The purpose of this section is to establish various lower bounds for $c_{n,3}$, in particular establishing Theorem \ref{dhj-lower} and the lower bound component of Theorem \ref{dhj-upper}.

As observed in the introduction, if $B \subset \Delta_{n,3}$ is a Fujimura set (i.e. a subset of $\Delta_{n,3} = \{ (a,b,c) \in \N^3: a+b+c=n\}$ which contains no upward equilateral triangles $(a+r,b,c), (a,b+r,c), (a,b,c+r)$), then the set $A_B := \bigcup_{\vec a \in B} \Gamma_{a,b,c}$ is a line-free subset of $[3]^n$, which gives the lower bound \begin{equation}\label{cn3}

c_{n,3} \geq |A_B| = \sum_{(a,b,c) \in B} \frac{n!}{a! b! c!}.

\end{equation} All of the lower bounds for $c_{n,3}$ in this paper will be constructed via this device. (Indeed, one may conjecture that for every $n$ there exists a Fujimura set $B$ for which \eqref{cn3} is attained with equality; we know of no counterexamples to this conjecture.)

In order to use \eqref{cn3}, one of course needs to build Fujimura sets $B$ which are ``large in the sense that the right-hand side of \eqref{cn3} is large.

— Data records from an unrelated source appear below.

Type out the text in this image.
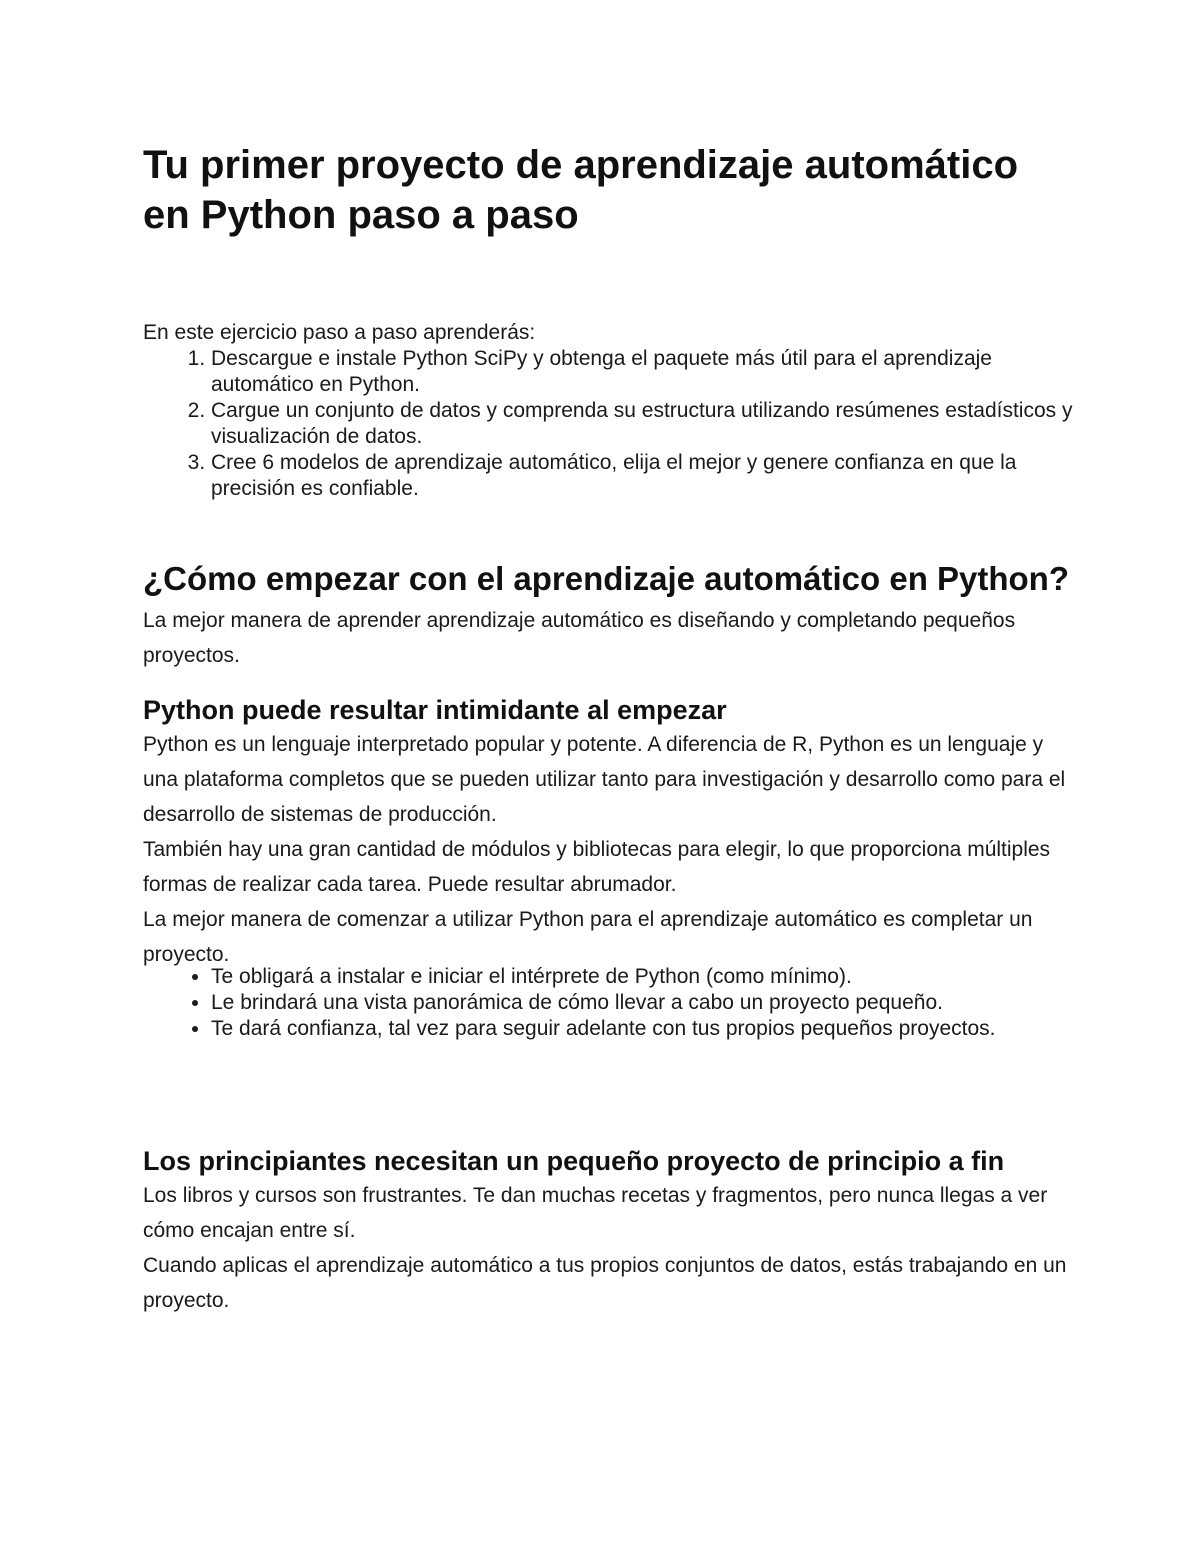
Tu primer proyecto de aprendizaje automático en Python paso a paso

En este ejercicio paso a paso aprenderás:

1. Descargue e instale Python SciPy y obtenga el paquete más útil para el aprendizaje automático en Python.
2. Cargue un conjunto de datos y comprenda su estructura utilizando resúmenes estadísticos y visualización de datos.
3. Cree 6 modelos de aprendizaje automático, elija el mejor y genere confianza en que la precisión es confiable.
¿Cómo empezar con el aprendizaje automático en Python?

La mejor manera de aprender aprendizaje automático es diseñando y completando pequeños proyectos.

Python puede resultar intimidante al empezar

Python es un lenguaje interpretado popular y potente. A diferencia de R, Python es un lenguaje y una plataforma completos que se pueden utilizar tanto para investigación y desarrollo como para el desarrollo de sistemas de producción.

También hay una gran cantidad de módulos y bibliotecas para elegir, lo que proporciona múltiples formas de realizar cada tarea. Puede resultar abrumador.

La mejor manera de comenzar a utilizar Python para el aprendizaje automático es completar un proyecto.

• Te obligará a instalar e iniciar el intérprete de Python (como mínimo).
• Le brindará una vista panorámica de cómo llevar a cabo un proyecto pequeño.
• Te dará confianza, tal vez para seguir adelante con tus propios pequeños proyectos.
Los principiantes necesitan un pequeño proyecto de principio a fin

Los libros y cursos son frustrantes. Te dan muchas recetas y fragmentos, pero nunca llegas a ver cómo encajan entre sí.

Cuando aplicas el aprendizaje automático a tus propios conjuntos de datos, estás trabajando en un proyecto.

A fruitful starting point for this goal is the sets $$B_{j,n} := \{ (a,b,c) \in \Delta_{n,3}: a + 2b \neq j \hbox{ mod } 3 \}$$ for $j=0,1,2$. Observe that in order for a triangle $(a+r,b,c), (a,b+r,c), (a,b,c+r)$ to lie in $B_{j,n}$, the length $r$ of the triangle must be a multiple of $3$. This already makes $B_{j,n}$ a Fujimura set for $n < 3$ (and $B_{0,n}$ a Fujimura set for $n = 3$).

When $n$ is not a multiple of $3$, the $B_{j,n}$ are all rotations of each other and give equivalent sets (of size $2 \times 3^{n-1}$). When $n$ is a multiple of $3$, the sets $B_{1,n}$ and $B_{2,n}$ are reflections of each other, but $B_{0,n}$ is not equivalent to the other two sets (in particular, it omits all three corners of $\Delta_{n,3}$); the associated set $A_{B_{0,n}}$ is slightly larger than $A_{B_{1,n}}$ and $A_{B_{2,n}}$ and thus is slightly better for constructing line-free sets.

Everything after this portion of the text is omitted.